Éditeur : Aux sources de la Provence
Collection : Césaire d'Arles et les cinq continents
280 pages
ISBN : 978-2-9541568-2-8

Après avoir publié en septembre 2017 le premier tome de la collection "Césaire d'Arles et les Cinq Continents" qui a réuni 21 communications d'auteurs de 10 pays de quatre continents, l'Association Aux Sources de La Provence présente dans ce volume II 15 contributions, traduites en français et en anglais, d'auteurs de six nationalités qui sont soit des hommes de science, soit des historiens érudits. Cette collection a, en effet, pour but de nous éclairer sur une figure marquante de notre patrimoine intellectuel et spirituel, un homme plein de fougue, un prédicateur inlassable, le plus prolixe du monde latin après saint Augustin. Elle donne la parole aux meilleurs spécialistes qui font part de leurs savoirs sous forme synthétique dans de brefs chapitres.
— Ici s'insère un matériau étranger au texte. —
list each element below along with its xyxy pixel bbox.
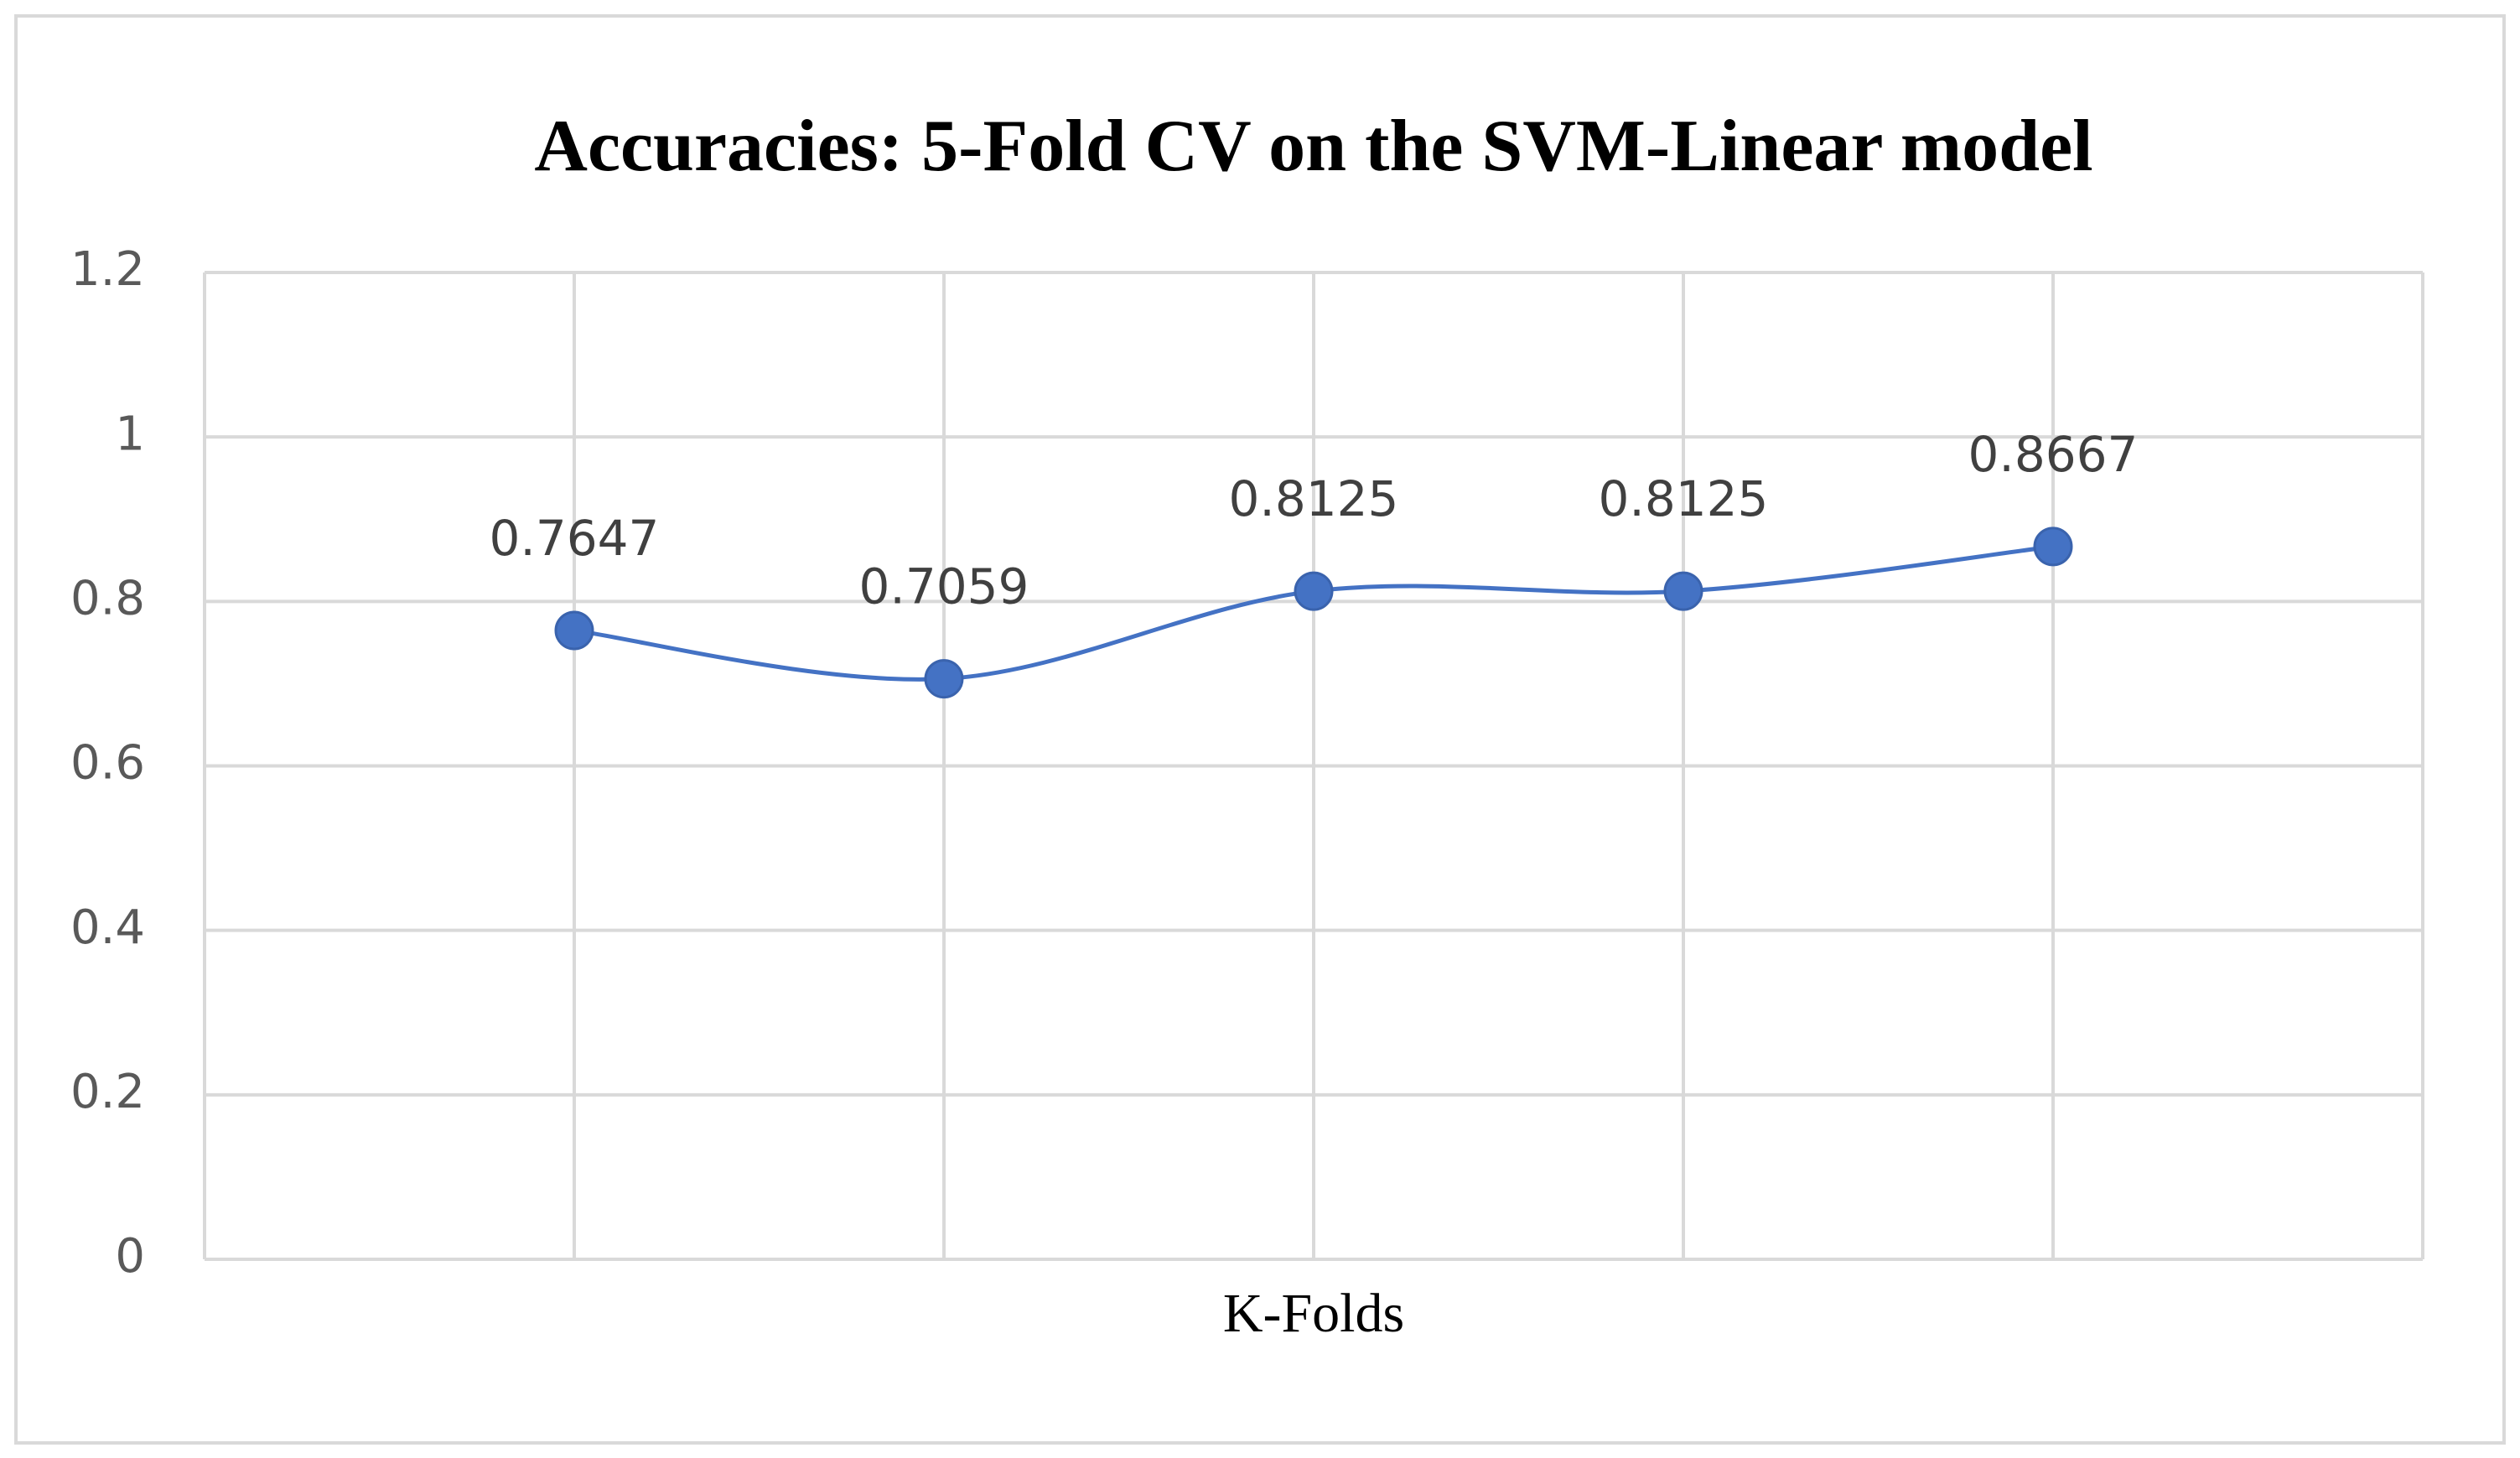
marker	[2033, 527, 2073, 567]
chart-border	[14, 14, 2506, 1445]
marker	[1294, 571, 1334, 611]
chart-title: Accuracies: 5-Fold CV on the SVM-Linear …	[534, 106, 2092, 187]
y-tick-label: 0	[115, 1229, 145, 1284]
marker	[1663, 571, 1703, 611]
data-label: 0.7647	[490, 510, 660, 567]
y-tick-label: 1.2	[70, 242, 145, 297]
marker	[554, 610, 594, 651]
marker	[924, 659, 964, 699]
y-tick-label: 1	[115, 407, 145, 461]
y-tick-label: 0.8	[70, 571, 145, 625]
x-axis-title: K-Folds	[1223, 1283, 1404, 1344]
y-tick-label: 0.6	[70, 736, 145, 791]
y-tick-label: 0.2	[70, 1065, 145, 1119]
data-label: 0.8667	[1968, 426, 2139, 483]
data-label: 0.7059	[859, 558, 1029, 615]
data-label: 0.8125	[1599, 470, 1769, 527]
y-tick-label: 0.4	[70, 900, 145, 955]
data-label: 0.8125	[1229, 470, 1399, 527]
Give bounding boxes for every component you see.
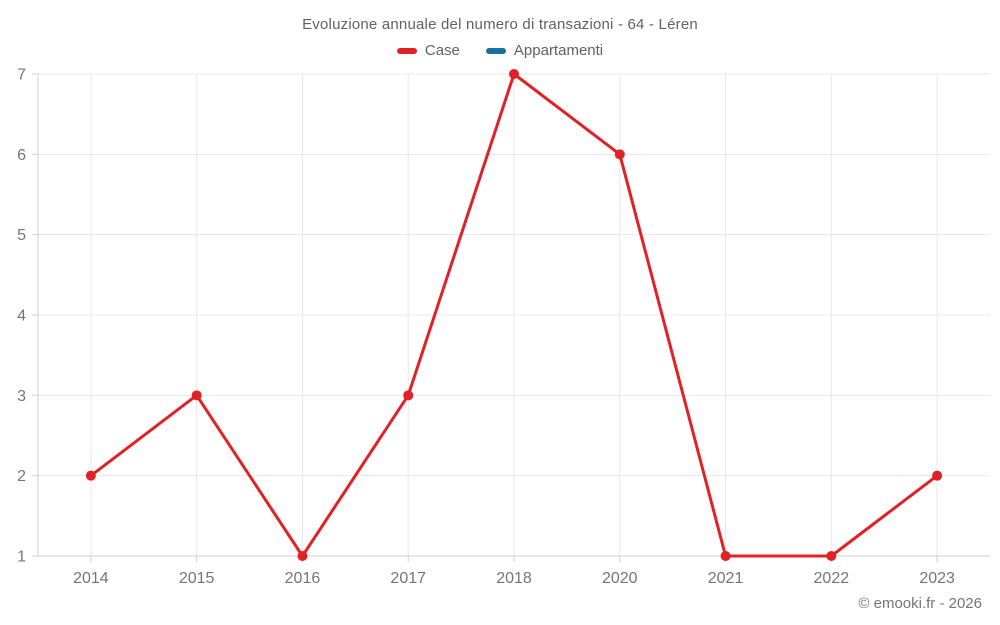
x-tick-label: 2021 [708,570,744,587]
x-tick-label: 2014 [73,570,109,587]
x-tick-label: 2015 [179,570,215,587]
data-point[interactable] [297,551,308,561]
y-tick-label: 3 [17,388,26,405]
y-tick-label: 5 [17,227,26,244]
data-point[interactable] [85,470,96,481]
y-tick-label: 2 [17,468,26,485]
legend-item-case[interactable]: Case [396,42,460,59]
chart-title: Evoluzione annuale del numero di transaz… [302,16,698,33]
x-tick-label: 2020 [602,570,638,587]
data-point[interactable] [614,149,625,160]
y-tick-label: 7 [17,67,26,84]
watermark: © emooki.fr - 2026 [858,595,982,612]
data-point[interactable] [826,551,837,561]
x-tick-label: 2017 [390,570,426,587]
x-tick-label: 2023 [919,570,955,587]
data-point[interactable] [932,470,943,481]
legend-swatch-appartamenti [485,47,506,54]
data-point[interactable] [191,390,202,401]
y-tick-label: 6 [17,147,26,164]
legend: Case Appartamenti [0,42,1000,59]
data-point[interactable] [720,551,731,561]
x-tick-label: 2016 [285,570,321,587]
y-tick-label: 4 [17,308,26,325]
legend-label: Appartamenti [513,42,604,59]
x-tick-label: 2018 [496,570,532,587]
legend-swatch-case [396,47,417,54]
y-tick-label: 1 [17,549,26,566]
legend-label: Case [424,42,460,59]
x-tick-label: 2022 [814,570,850,587]
data-point[interactable] [509,69,519,79]
data-point[interactable] [403,390,414,401]
legend-item-appartamenti[interactable]: Appartamenti [485,42,604,59]
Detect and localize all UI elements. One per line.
De fait, Césaire d'Arles suscite un immense intérêt, davantage même hors de France que dans son pays. Il est l'objet de publications et de recherches qui se comptent par centaines, en une douzaine de langues. Nous ne manquerons pas d'en faire état en temps opportun. Dans ce tome II nous poursuivons la présentation de travaux concernant ses 238 sermons et les 5 conciles dont il a été un acteur majeur, lesquels seront traduits en français dans un avenir que nous souhaitons proche.